Wednesday, August 15, 2007

Airlines dragging their feet on fleet expansion

Bangalore: After scaling up aggressively last year, airlines in India are going easy on fleet expansions. Most airlines will be adding fewer aircraft this fiscal, compared with the last, as they try to wipe out the red on their balance sheets. Some are even retiring old aircraft as new ones join the fleet to improve operational efficiency.
Jet Airways, which grew its seat capacity by just 38% in the June quarter, as compared to 48% last year, will stick to the trend through the year.
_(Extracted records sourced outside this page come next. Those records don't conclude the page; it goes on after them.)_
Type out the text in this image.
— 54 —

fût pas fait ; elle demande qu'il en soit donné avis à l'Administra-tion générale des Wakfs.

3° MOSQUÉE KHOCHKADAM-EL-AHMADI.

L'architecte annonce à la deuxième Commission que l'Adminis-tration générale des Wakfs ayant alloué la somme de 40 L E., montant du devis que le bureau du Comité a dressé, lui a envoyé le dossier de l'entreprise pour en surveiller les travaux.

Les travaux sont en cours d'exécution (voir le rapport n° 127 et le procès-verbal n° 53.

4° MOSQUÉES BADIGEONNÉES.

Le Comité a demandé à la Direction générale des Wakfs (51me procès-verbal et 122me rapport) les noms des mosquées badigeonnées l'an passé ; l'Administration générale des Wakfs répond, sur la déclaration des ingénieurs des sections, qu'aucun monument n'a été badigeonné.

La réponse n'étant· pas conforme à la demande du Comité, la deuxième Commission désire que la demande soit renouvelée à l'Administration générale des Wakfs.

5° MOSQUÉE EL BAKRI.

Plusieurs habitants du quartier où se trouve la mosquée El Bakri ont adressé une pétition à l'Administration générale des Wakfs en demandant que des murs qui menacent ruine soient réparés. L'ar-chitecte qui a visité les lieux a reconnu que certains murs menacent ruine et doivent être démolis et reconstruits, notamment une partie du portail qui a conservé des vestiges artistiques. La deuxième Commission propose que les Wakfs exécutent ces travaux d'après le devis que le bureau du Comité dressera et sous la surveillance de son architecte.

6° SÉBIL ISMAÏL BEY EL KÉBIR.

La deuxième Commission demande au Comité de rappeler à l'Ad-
Other airlines are also exercising restraint in swelling capacity. Kingfisher Airlines, Jet’s rival, will induct 12 aircraft as against 15 last year.
IndiGo, which had ordered 100 A320s, has also planned a slower capacity growth.
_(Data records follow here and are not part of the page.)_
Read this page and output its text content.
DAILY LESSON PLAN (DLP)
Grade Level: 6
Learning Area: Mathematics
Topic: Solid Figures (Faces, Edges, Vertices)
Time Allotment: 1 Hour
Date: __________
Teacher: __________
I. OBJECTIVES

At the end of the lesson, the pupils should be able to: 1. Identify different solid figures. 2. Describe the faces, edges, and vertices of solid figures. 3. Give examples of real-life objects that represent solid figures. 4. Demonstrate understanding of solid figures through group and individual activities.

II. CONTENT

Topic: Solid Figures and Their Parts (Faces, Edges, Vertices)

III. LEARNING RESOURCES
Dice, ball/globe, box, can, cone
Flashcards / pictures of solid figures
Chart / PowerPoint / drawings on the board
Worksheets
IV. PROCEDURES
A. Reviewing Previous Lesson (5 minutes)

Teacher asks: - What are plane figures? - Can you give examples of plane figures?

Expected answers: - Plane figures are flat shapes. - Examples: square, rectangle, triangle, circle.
SpiceJet’s fleet expansion will be at six aircraft like last year. It will also be returning two of its aircraft.
As Air Deccan brings in 10 new aircraft, it will be getting rid of eight of its old ATR 42-320 and ATR 42-500. This, the airline says, will improve its on-time performance.
So, what is it that is driving carriers to trim their capacity?
Analysts say one of the main reasons is their desire to improve profitability.
Last year, as airlines indulged in cut-throat competition, Indian aviation industry lost Rs 1,620 crore ($400 million). The industry lost heavily despite robust demand growth because supply outstripped it.